On March 26, 2019, a three alarm fire broke out at the museum causing considerable damage, mostly to the roof and the back of the building. About 80 firefighters were dispatched to the scene to fight the fire and haul out historic pieces such as old wooden ships and statues. St. Louis Building Commissioner Frank Oswald said the building was structurally sound and could be repaired, as it had a steel, not wooden, skeleton. As of 14 January 2021, the roof has not yet been repaired. The building has since been sold.

===Shreveport, Louisiana===
The Karpeles Manuscript Library in Shreveport at 3201 Centenary Avenue was originally First Church of Christ, Scientist.

===Tacoma, Washington===
The Karpeles Manuscript Museum in Tacoma, Washington, which opened in 1991, was located at 407 South G Street in a former American Legion post built in 1931, across the street from the Wright Park Arboretum. The Tacoma location permanently closed in January 2024 and the building was sold to the Garden City Covenant Church.

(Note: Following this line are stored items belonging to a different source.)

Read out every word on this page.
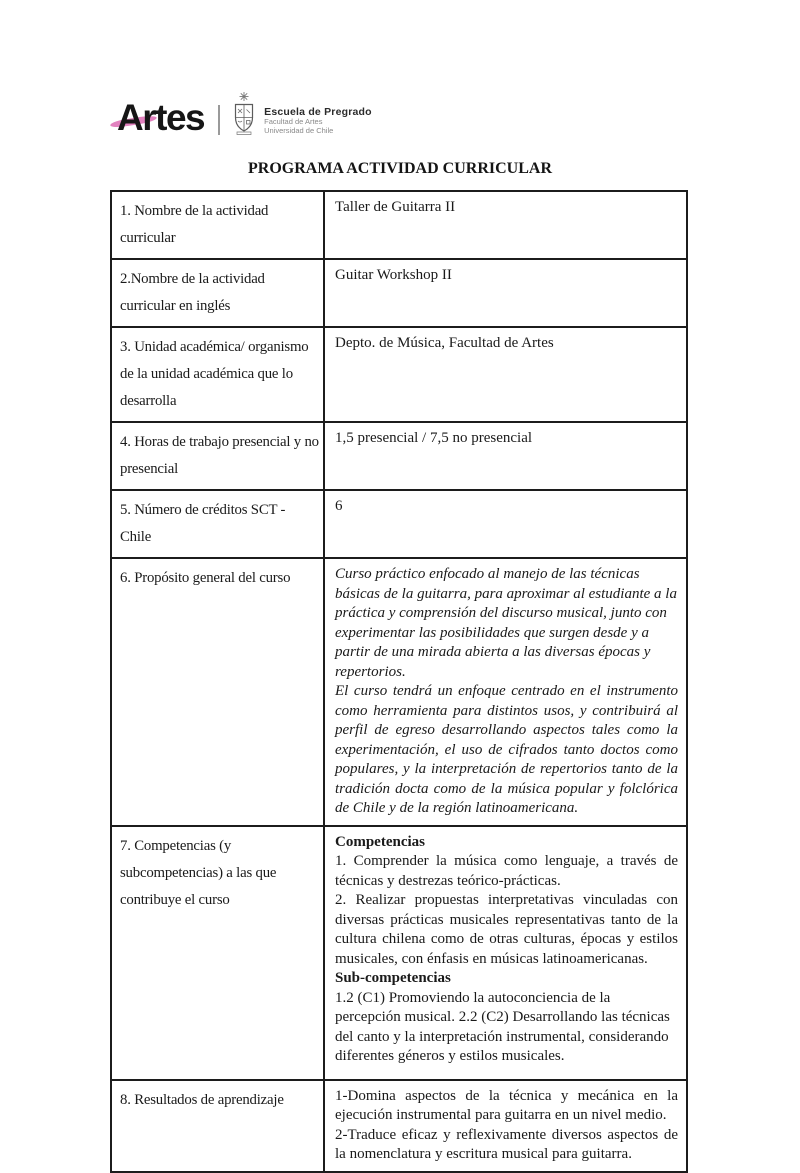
Artes	Escuela de Pregrado
Facultad de Artes
Universidad de Chile
PROGRAMA ACTIVIDAD CURRICULAR
1. Nombre de la actividad curricular	Taller de Guitarra II
2.Nombre de la actividad curricular en inglés	Guitar Workshop II
3. Unidad académica/ organismo de la unidad académica que lo desarrolla	Depto. de Música, Facultad de Artes
4. Horas de trabajo presencial y no presencial	1,5 presencial / 7,5 no presencial
5. Número de créditos SCT - Chile	6
6. Propósito general del curso	Curso práctico enfocado al manejo de las técnicas básicas de la guitarra, para aproximar al estudiante a la práctica y comprensión del discurso musical, junto con experimentar las posibilidades que surgen desde y a partir de una mirada abierta a las diversas épocas y repertorios.

El curso tendrá un enfoque centrado en el instrumento como herramienta para distintos usos, y contribuirá al perfil de egreso desarrollando aspectos tales como la experimentación, el uso de cifrados tanto doctos como populares, y la interpretación de repertorios tanto de la tradición docta como de la música popular y folclórica de Chile y de la región latinoamericana.

7. Competencias (y subcompetencias) a las que contribuye el curso	Competencias

1. Comprender la música como lenguaje, a través de técnicas y destrezas teórico-prácticas.

2. Realizar propuestas interpretativas vinculadas con diversas prácticas musicales representativas tanto de la cultura chilena como de otras culturas, épocas y estilos musicales, con énfasis en músicas latinoamericanas.

Sub-competencias

1.2 (C1) Promoviendo la autoconciencia de la percepción musical. 2.2 (C2) Desarrollando las técnicas del canto y la interpretación instrumental, considerando diferentes géneros y estilos musicales.

8. Resultados de aprendizaje	1-Domina aspectos de la técnica y mecánica en la ejecución instrumental para guitarra en un nivel medio.

2-Traduce eficaz y reflexivamente diversos aspectos de la nomenclatura y escritura musical para guitarra.
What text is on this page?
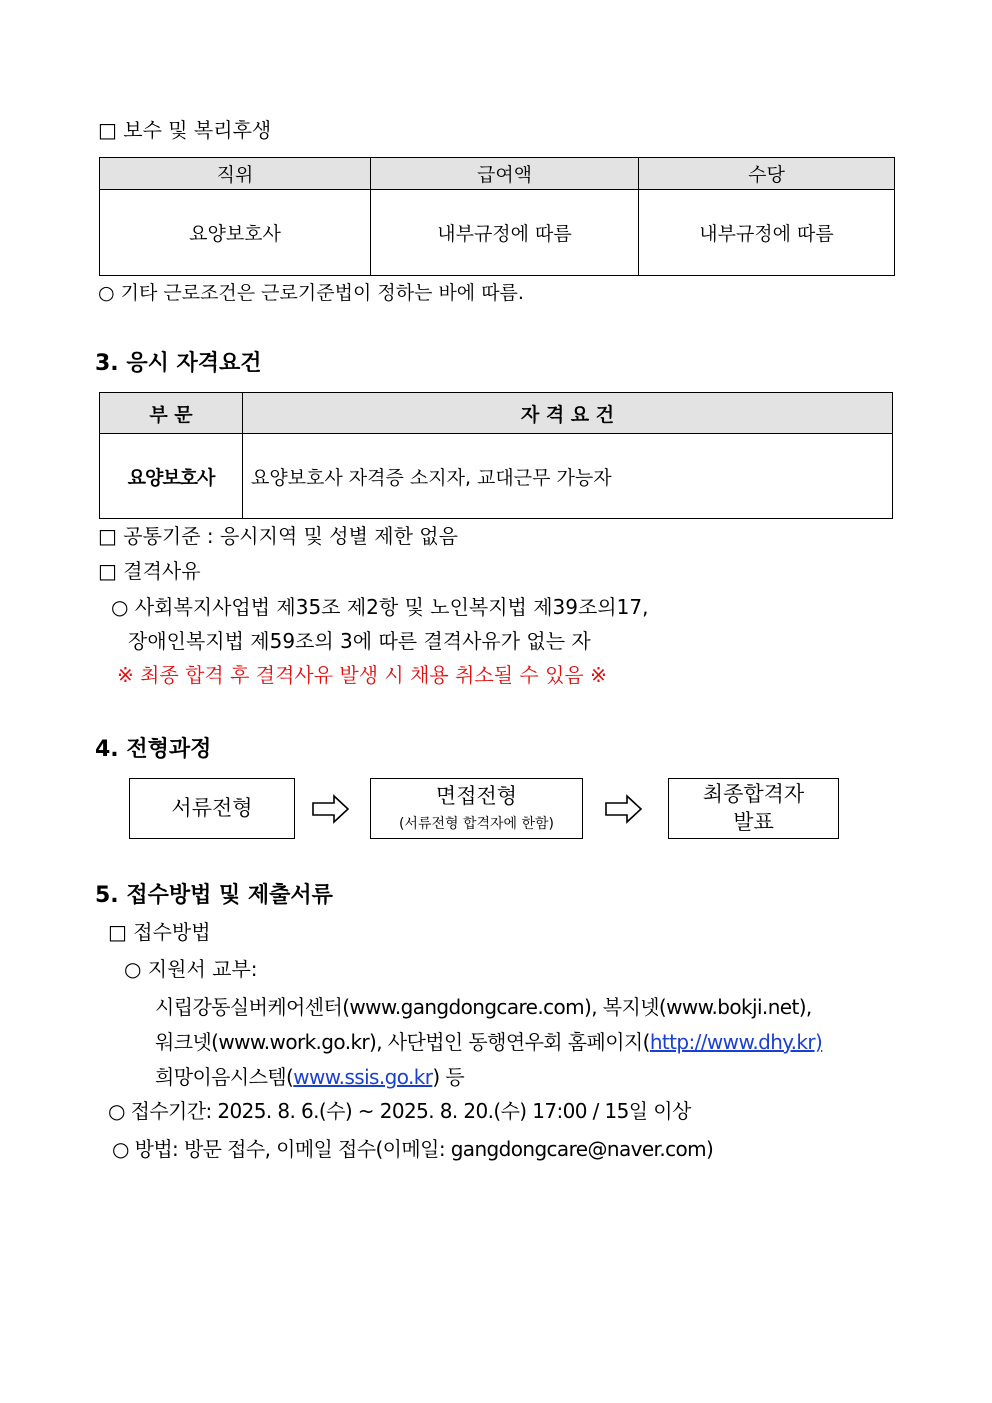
□ 보수 및 복리후생
직위	급여액	수당
요양보호사	내부규정에 따름	내부규정에 따름
○ 기타 근로조건은 근로기준법이 정하는 바에 따름.
3. 응시 자격요건
부 문	자 격 요 건
요양보호사	요양보호사 자격증 소지자, 교대근무 가능자
□ 공통기준 : 응시지역 및 성별 제한 없음
□ 결격사유
○ 사회복지사업법 제35조 제2항 및 노인복지법 제39조의17,
장애인복지법 제59조의 3에 따른 결격사유가 없는 자
※ 최종 합격 후 결격사유 발생 시 채용 취소될 수 있음 ※
4. 전형과정
서류전형	면접전형
(서류전형 합격자에 한함)
최종합격자
발표
5. 접수방법 및 제출서류
□ 접수방법
○ 지원서 교부:
시립강동실버케어센터(www.gangdongcare.com), 복지넷(www.bokji.net),
워크넷(www.work.go.kr), 사단법인 동행연우회 홈페이지(http://www.dhy.kr)
희망이음시스템(www.ssis.go.kr) 등
○ 접수기간: 2025. 8. 6.(수) ~ 2025. 8. 20.(수) 17:00 / 15일 이상
○ 방법: 방문 접수, 이메일 접수(이메일: gangdongcare@naver.com)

==Examples of documents from the collection==

===Music===
- Ludwig van Beethoven's Emperor Concerto
- Handel's Messiah, copied in the hand of Beethoven
- Wolfgang Amadeus Mozart's The Marriage of Figaro
- Richard Wagner's "Wedding March"

===Science===
- Darwin's Theory of Evolution
- Descartes' Treatise as the Father of Philosophy
- Einstein's Theory of Relativity
- Galileo's announcement of the completion of his publication Dialogue on Two New Sciences
- Some of Donald A. Hall's initial sketches and calculations for the design of the Spirit of St. Louis
- Excerpts from John Locke's Essay Concerning Human Understanding
- A note written by Charles Lindbergh
- A portion of Newton's studies on religion
- Astronomer Michael Molnar's Mystery of the Star of Bethlehem

===Religion===
- The first printing of the Ten Commandments from The Gutenberg Bible (ca. 1455)
- John Calvin's Ioannis Calvinus
- Luther and the Birth of the Protestant Movement
- Pope Lucius III's Proclamation of the Holy Crusade

===Literature===
- Roget's Thesaurus
- The stage version of Mark Twain's Tom Sawyer
- Webster's Dictionary

===Political history===
- Bill of Rights
- Confederate Constitution
- The Declaration of Allegiance to the Government of the United States by the Native American Indians
- Lincoln's Emancipation Proclamation
- John Hancock's Cover Letter to the Declaration of Independence
- Olive Branch Petition
- George Washington's Thanksgiving Proclamation

===Exploration===
- Christopher Columbus's Lettera Rarissima
- Sir Ernest Shackleton's hand-drawn map of Antarctica
- Amelia Earhart's Certificate of Landing for her solo flight across the Atlantic

===Artwork===
- Pat Burger Homeless Exhibit Collection
- Dona McPhillips Historical Exhibit Collection
- Norman Rockwell pencil drafts Exhibit Collection
- The Brock Brothers Illustration Archive
- Classic Book Illustrations

==Programs==

The Library provides special educational programs and lectures for schools at all levels. The most popular of these are the Cultural Literacy Program and the School Outreach Program. In addition, Mini-Museums are maintained in many universities, secondary schools and grade schools throughout the country. These are free programs and grade schools, secondary schools, colleges or universities may participate.